Interview de M. A. Deprau sur « le contrôle parlementaire du renseignement »

Docteur en droit, ancien stagiaire au sein de notre cabinet, M. Alexis Deprau vient de rédiger l’ouvrage « Le contrôle parlementaire du renseignement » aux éditions Berger-Levrault (après avoir déjà publié  Le droit face à la terreur,  aux éditions du Cerf).

Nous avons voulu lui poser quelques questions :

 

1. Quel est le cadre en ce domaine ? La loi de 2015 a-t-elle porté notre pays à un niveau comparable de contrôle que l’on connaît dans les autres démocraties ?

 

En matière de contrôle parlementaire du renseignement, la France dispose depuis 2007 d’une structure entièrement dédiée au contrôle des services spécialisés de renseignement, la Délégation parlementaire au renseignement, cela grâce à la loi n°2007-1443 du 9 octobre 2007. Mais ce contrôle ne portait que sur l’activité générale des services de renseignement.
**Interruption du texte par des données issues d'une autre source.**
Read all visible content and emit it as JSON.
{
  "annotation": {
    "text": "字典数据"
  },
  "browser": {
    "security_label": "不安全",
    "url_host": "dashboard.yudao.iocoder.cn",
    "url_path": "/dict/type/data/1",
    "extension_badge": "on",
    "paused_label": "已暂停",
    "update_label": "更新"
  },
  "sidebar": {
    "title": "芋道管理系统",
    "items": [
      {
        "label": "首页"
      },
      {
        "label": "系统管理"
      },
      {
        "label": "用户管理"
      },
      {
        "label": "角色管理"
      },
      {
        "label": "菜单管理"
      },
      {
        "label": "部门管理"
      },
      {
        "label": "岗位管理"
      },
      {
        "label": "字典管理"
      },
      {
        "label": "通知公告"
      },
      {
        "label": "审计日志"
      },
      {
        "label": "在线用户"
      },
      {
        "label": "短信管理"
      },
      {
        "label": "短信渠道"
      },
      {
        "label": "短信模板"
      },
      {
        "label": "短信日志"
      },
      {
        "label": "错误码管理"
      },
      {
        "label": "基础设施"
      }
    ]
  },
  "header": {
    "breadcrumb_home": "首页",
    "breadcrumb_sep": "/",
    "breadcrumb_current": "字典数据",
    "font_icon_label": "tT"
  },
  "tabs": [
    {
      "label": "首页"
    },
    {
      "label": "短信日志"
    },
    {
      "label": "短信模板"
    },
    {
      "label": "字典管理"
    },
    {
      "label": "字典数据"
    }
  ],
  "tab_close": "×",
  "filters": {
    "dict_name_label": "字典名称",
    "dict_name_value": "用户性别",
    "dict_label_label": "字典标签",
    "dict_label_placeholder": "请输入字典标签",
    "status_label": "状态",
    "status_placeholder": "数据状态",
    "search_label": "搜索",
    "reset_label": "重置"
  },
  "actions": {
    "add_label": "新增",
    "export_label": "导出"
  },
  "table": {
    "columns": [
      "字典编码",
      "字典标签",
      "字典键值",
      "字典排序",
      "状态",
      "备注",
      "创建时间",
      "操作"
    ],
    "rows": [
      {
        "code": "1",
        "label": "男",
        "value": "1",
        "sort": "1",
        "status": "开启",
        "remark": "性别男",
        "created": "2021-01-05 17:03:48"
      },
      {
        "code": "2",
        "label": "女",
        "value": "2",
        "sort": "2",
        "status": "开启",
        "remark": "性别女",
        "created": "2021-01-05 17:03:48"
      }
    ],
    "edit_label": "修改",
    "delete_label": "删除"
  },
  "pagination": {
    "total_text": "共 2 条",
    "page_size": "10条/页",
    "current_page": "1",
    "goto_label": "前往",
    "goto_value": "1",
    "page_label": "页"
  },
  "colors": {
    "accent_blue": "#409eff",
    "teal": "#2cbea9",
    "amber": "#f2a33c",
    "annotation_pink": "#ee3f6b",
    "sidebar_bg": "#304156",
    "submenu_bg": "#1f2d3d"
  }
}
Un premier renforcement des compétences de la Délégation parlementaire au renseignement s’est opéré avec l’entrée en vigueur de la loi n°2013-1168 du 18 décembre 2013 relative à la programmation militaire pour les années 2014 à 2019 (dite LPM 2014-2019). Cette loi a permis à cette structure d’effectuer un « contrôle parlementaire de l’action du Gouvernement en matière de renseignement et [une évaluation] de la politique publique en ce domaine ». Pour l’aider au mieux dans sa mission de contrôle et d’évaluation, une liste de documents devant lui être transmis a été élargie. Il s’agit : de la stratégie nationale du renseignement ; des éléments d’information issus du plan national d’orientation du renseignement ; d’un rapport annuel de synthèse exhaustif des crédits consacrés au renseignement et le rapport annuel d’activité des services spécialisés de renseignement désignés par décret ; et des éléments d’appréciation relatifs à l’activité générale et à l’organisation des services spécialisés de renseignement.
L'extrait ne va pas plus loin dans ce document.